Marsili, 65, was charged with reckless endangerment and second-degree assault Saturday after Luigi Boeri, publisher of La Verita (The Truth), said Marsili tried to run him over.
"He drove his car up onto the pavement," said Boeri, 65, who was sitting on the steps of Capriccio Restaurant at High and Fawn streets about 3 p.m., when the incident is alleged to have occurred. "If he had continued, he would have hit the two guys I was with.
"But he stopped, they moved out of the way, and then Bert [Marsili] drove up on the curb. I had to jump up on the top step, or he would have crushed my legs."

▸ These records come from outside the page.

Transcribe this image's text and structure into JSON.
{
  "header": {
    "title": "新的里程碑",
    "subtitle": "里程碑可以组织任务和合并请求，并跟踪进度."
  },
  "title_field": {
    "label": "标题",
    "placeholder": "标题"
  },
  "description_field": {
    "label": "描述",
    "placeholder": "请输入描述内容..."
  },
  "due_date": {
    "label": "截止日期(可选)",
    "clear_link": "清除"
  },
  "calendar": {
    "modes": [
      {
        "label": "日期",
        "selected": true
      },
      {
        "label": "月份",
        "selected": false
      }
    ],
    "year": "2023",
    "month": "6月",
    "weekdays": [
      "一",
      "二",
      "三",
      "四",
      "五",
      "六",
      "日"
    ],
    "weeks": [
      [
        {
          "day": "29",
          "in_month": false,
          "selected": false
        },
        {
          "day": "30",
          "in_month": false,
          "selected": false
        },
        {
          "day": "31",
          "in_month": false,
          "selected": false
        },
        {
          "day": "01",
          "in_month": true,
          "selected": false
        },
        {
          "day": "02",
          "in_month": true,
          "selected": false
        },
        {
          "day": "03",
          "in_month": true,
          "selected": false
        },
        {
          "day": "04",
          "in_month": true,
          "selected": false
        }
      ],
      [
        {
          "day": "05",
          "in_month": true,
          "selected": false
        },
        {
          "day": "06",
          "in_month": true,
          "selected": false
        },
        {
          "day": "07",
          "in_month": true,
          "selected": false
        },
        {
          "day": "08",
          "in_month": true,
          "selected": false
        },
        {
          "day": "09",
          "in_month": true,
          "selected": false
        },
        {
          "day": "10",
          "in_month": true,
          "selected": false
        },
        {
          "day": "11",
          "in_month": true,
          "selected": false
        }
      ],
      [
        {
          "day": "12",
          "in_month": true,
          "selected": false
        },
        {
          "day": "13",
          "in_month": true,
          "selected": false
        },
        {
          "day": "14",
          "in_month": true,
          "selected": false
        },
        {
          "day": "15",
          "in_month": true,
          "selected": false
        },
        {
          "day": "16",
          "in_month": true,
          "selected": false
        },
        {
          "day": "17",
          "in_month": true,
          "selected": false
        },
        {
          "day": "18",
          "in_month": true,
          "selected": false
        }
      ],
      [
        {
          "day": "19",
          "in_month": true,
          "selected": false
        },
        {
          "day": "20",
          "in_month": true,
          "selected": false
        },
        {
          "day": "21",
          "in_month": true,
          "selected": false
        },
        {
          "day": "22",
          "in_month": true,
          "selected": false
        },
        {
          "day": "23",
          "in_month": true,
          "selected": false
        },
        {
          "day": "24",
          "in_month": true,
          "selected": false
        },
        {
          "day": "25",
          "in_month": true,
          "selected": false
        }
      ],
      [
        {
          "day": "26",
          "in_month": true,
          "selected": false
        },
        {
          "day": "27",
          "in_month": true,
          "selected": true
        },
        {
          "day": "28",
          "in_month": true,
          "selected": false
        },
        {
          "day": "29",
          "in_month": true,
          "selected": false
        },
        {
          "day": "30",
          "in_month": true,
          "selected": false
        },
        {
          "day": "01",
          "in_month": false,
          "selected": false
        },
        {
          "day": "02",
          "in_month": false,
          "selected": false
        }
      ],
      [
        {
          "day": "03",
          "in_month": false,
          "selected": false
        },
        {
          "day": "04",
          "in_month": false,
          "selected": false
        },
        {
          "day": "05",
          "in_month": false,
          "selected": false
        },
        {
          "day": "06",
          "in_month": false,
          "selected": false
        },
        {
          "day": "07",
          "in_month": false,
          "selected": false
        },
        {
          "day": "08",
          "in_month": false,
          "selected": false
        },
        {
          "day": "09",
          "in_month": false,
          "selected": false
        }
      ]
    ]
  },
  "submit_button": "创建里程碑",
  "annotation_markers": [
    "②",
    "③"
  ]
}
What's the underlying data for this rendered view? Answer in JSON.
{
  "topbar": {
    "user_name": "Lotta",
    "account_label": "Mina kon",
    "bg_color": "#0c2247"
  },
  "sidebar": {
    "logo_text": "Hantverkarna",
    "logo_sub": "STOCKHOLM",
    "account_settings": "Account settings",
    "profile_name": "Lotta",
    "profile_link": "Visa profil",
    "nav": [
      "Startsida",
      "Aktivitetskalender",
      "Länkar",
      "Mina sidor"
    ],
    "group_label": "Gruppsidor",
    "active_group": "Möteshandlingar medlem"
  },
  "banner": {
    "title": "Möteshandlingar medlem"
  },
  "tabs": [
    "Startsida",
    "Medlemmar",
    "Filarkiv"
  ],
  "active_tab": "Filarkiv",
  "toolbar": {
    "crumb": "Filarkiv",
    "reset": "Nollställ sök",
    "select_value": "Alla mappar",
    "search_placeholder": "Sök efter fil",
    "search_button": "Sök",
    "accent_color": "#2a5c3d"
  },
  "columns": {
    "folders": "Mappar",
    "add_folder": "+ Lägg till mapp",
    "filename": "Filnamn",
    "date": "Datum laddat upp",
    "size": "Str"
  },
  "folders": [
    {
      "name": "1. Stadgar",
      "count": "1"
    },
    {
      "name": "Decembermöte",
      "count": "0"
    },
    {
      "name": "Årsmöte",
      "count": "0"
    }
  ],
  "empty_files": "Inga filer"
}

Marsili, a stonemason known for his outspokenness as a member of the Little Italy Community Organization (LICO), was arrested about 4 p.m. by Officer Paul Sacca.
In January, Marsili was arrested and charged with punching a 77-year-old man during an argument about a community crime prevention meeting. He was found not guilty -- as was the other man, whom Marsili accused of battery.
Boeri said an article in Saturday's edition of La Verita might have led to the confrontation. The article accused Marsili of falsely taking credit for preventing an increase in the price of Little Italy's residential parking permits.
According to that article, Marsili circulated a flier, "The Guardian," in the neighborhood March 21 in which he claimed that LICO had persuaded city officials to curb a proposed increase in the residential parking fees. In the flier, Marsili said the city's decision was a direct result of action taken by LICO at a March 18 meeting.
But the city's decision not to increase the parking fee was made before the March 18 meeting. George G. Balog, director of public works, announced the city's decision in a letter dated March 12.
Marsili was being held yesterday at the Central Booking and Intake Center and could not be reached for comment.